The owners of North End Café don't just purchase local produce: they also grow vegetables and herbs in their own garden in Simpsonville. Since April, 2003, their chefs have championed this focus on local, seasonal ingredients with a healthy approach to cooking. North End Café's menu features traditional meals from around the world, ranging from grass-fed beef burgers and flatiron steaks to grilled fish and scallops to vegetarian lasagnas, stir-fry, and cakes. For sharing, chefs build eclectic small plates such as crab cakes, fried goat-cheese ravioli, and almond-crusted brie. They also prepare a range of vegan and gluten-free dishes, taking care to avoid the pyrotechnics that result when steak and tofu touch.
To accompany these meals, bartenders pour American and international wines, and blend cocktails from fruit and old-fashioned ingredients. At the Highlands location, a brand-new tap system spouts 23 craft beers, including imperial IPAs and peppery black porters.

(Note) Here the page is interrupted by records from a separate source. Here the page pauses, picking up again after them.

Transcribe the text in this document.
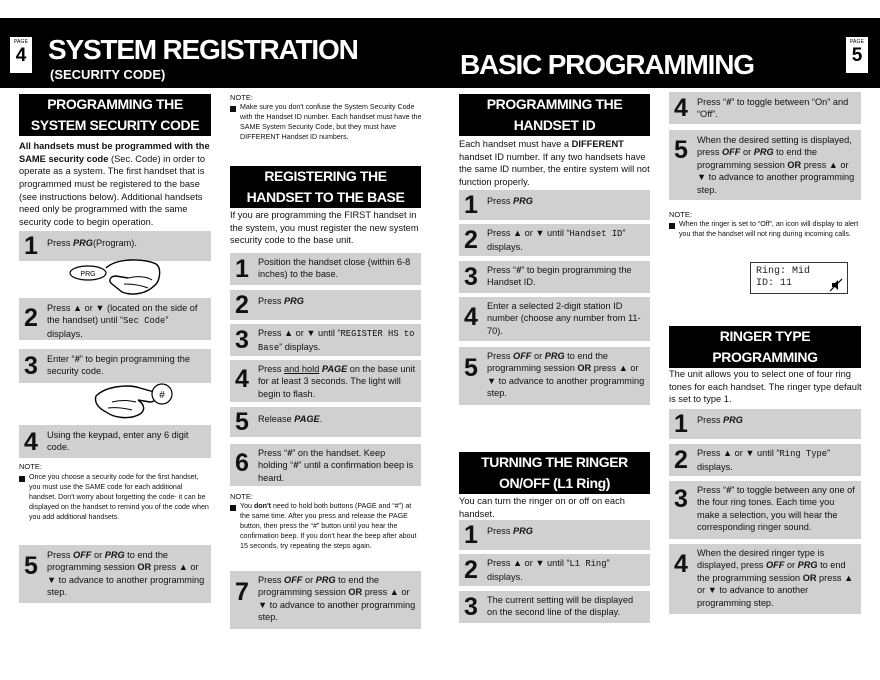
PAGE
4 SYSTEM REGISTRATION
(SECURITY CODE)	BASIC PROGRAMMING
PAGE
5
PROGRAMMING THE
SYSTEM SECURITY CODE
All handsets must be programmed with the SAME security code (Sec. Code) in order to operate as a system. The first handset that is programmed must be registered to the base (see instructions below). Additional handsets need only be programmed with the same security code to begin operation.
1 Press PRG(Program).
PRG
2 Press ▲ or ▼ (located on the side of the handset) until “Sec Code” displays.
3 Enter “#” to begin programming the security code.
#
4 Using the keypad, enter any 6 digit code.
NOTE:
Once you choose a security code for the first handset, you must use the SAME code for each additional handset. Don't worry about forgetting the code- it can be displayed on the handset to remind you of the code when you add additional handsets.
5 Press OFF or PRG to end the programming session OR press ▲ or ▼ to advance to another programming step.
NOTE:
Make sure you don't confuse the System Security Code with the Handset ID number. Each handset must have the SAME System Security Code, but they must have DIFFERENT Handset ID numbers.
REGISTERING THE
HANDSET TO THE BASE
If you are programming the FIRST handset in the system, you must register the new system security code to the base unit.
1 Position the handset close (within 6-8 inches) to the base.
2 Press PRG
3 Press ▲ or ▼ until “REGISTER HS to Base” displays.
4 Press and hold PAGE on the base unit for at least 3 seconds. The light will begin to flash.
5 Release PAGE.
6 Press “#” on the handset. Keep holding “#” until a confirmation beep is heard.
NOTE:
You don't need to hold both buttons (PAGE and “#”) at the same time. After you press and release the PAGE button, then press the “#” button until you hear the confirmation beep. If you don't hear the beep after about 15 seconds, try repeating the steps again.
7 Press OFF or PRG to end the programming session OR press ▲ or ▼ to advance to another programming step.
PROGRAMMING THE
HANDSET ID
Each handset must have a DIFFERENT handset ID number. If any two handsets have the same ID number, the entire system will not function properly.
1 Press PRG
2 Press ▲ or ▼ until “Handset ID” displays.
3 Press “#” to begin programming the Handset ID.
4 Enter a selected 2-digit station ID number (choose any number from 11-70).
5 Press OFF or PRG to end the programming session OR press ▲ or ▼ to advance to another programming step.
TURNING THE RINGER
ON/OFF (L1 Ring)
You can turn the ringer on or off on each handset.
1 Press PRG
2 Press ▲ or ▼ until “L1 Ring” displays.
3 The current setting will be displayed on the second line of the display.
4 Press “#” to toggle between “On” and “Off”.
5 When the desired setting is displayed, press OFF or PRG to end the programming session OR press ▲ or ▼ to advance to another programming step.
NOTE:
When the ringer is set to “Off”, an icon will display to alert you that the handset will not ring during incoming calls.
Ring: Mid
ID: 11
RINGER TYPE
PROGRAMMING
The unit allows you to select one of four ring tones for each handset. The ringer type default is set to type 1.
1 Press PRG
2 Press ▲ or ▼ until “Ring Type” displays.
3 Press “#” to toggle between any one of the four ring tones. Each time you make a selection, you will hear the corresponding ringer sound.
4 When the desired ringer type is displayed, press OFF or PRG to end the programming session OR press ▲ or ▼ to advance to another programming step.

In warmer months, the aromas of cooking and laughter of clientele also fill the Highlands location's new outdoor patio, an expansive wooden deck surrounded by leafy plants and tall, wispy trees.
At Zen Garden, many of the Asian dishes sound familiar, with adjectives like "orange," "sweet ‘n’ sour," and "kung pao." However, rather than tossing chicken or beef in with these classic flavors, the kitchen has adopted a meat-free credo. Chefs mix masterfully seasoned bites of tofu and other meat alternatives with fresh veggies, creating entrees such as green beans stir-fried with mock duck and the barbecued-soy sandwich. Noodles tangle around shiitake mushrooms in both the udon-noodle soup and the shiitake mushroom lo mein, and curry sauce imbues eggplant and shredded tofu with a spicy kick. Guests can pair their meal with a cup of green tea, prepped hot, iced, or in its purest form: emeralds that have not yet been juiced.
When the cooks at Brick Oven Pizzeria pull their specialty pizzas out of their eponymous ovens, the smell of sizzling sauce, crispy crust, and flavorful toppings pervades the entire restaurant. Guests sitting at tables turn heads expectantly toward the kitchen as waiters bring out orders, carrying plates piled with meatball grinders, baked spaghetti marinara, or chicken bacon ranch pizza. Cooks can sprinkle the crispy crust with toppings ranging from four styles of pork to chicken, spinach, and mozzarella. They also offer gluten-free options for customers who have food allergies or who are abstaining from bread out of respect for their brother-in-law, who is half gingerbread man.
Inside a sizzling tandoor oven, naan, paratha, and roti soak in the heat until they start to take on a slight char. 4 Spice Indian Cuisine's chefs then pull them out of the oven, serving them hot as an accompaniment to authentic tandoori meats and curries. Vegetarian options abound as well, from palek paneer and channa masala to vegetable samosas, all of which can be washed down with the cool, fresh flavors of a mango lassi.
At Pete's Wok, the eponymous Pete Spencer and his staff serve up savory, mouthwatering dishes of Chinese, Vietnamese, and Thai cuisine. Guests chow down on vegetarian plates of napa cabbage and mushroom, slurp pad Thai and Singapore noodles, or dig in to meaty dishes of beef pho soup or spicy Hunan and Sichuan-style chicken and pork.
When a bell tolls across Shelbyville, stomachs rumble. Hungry diners who follow the chime find themselves at Bell House Restaurant, a stately, recently renovated pink house where the centuries-old bell—originally part of the city's firehouse—faithfully heralds lunch and dinner each day. Once guests are inside, owner Sue Andriot or one of her experienced hosts cheerfully leads them to seats in one of the cavernous manor's four dining rooms. Sue and her husband, Bob, designed the restaurant's interior themselves, drawing from years of decorating experience to transform the rooms into rustic, Tuscan-style dining halls, where vibrant paintings speckle the walls and vases of fresh flowers sit on every table.
Once seated, dinner guests nibble freshly baked bread and sip glasses of fine wine while the aromas of rosemary, lemon, and garlic waft around them. In the kitchen, Executive Chef Tracy Gibson folds fresh ingredients into savory pasta and fine French- and Italian-inspired specialties. She extends her culinary expertise to American favorites such as the Cajun blackened chicken and Henry Bain pork. Seasonal flavors characterize the dessert menu, with warm apple cake making an appearance in the fall and cheesecake making an appearance when the moon explodes each summer.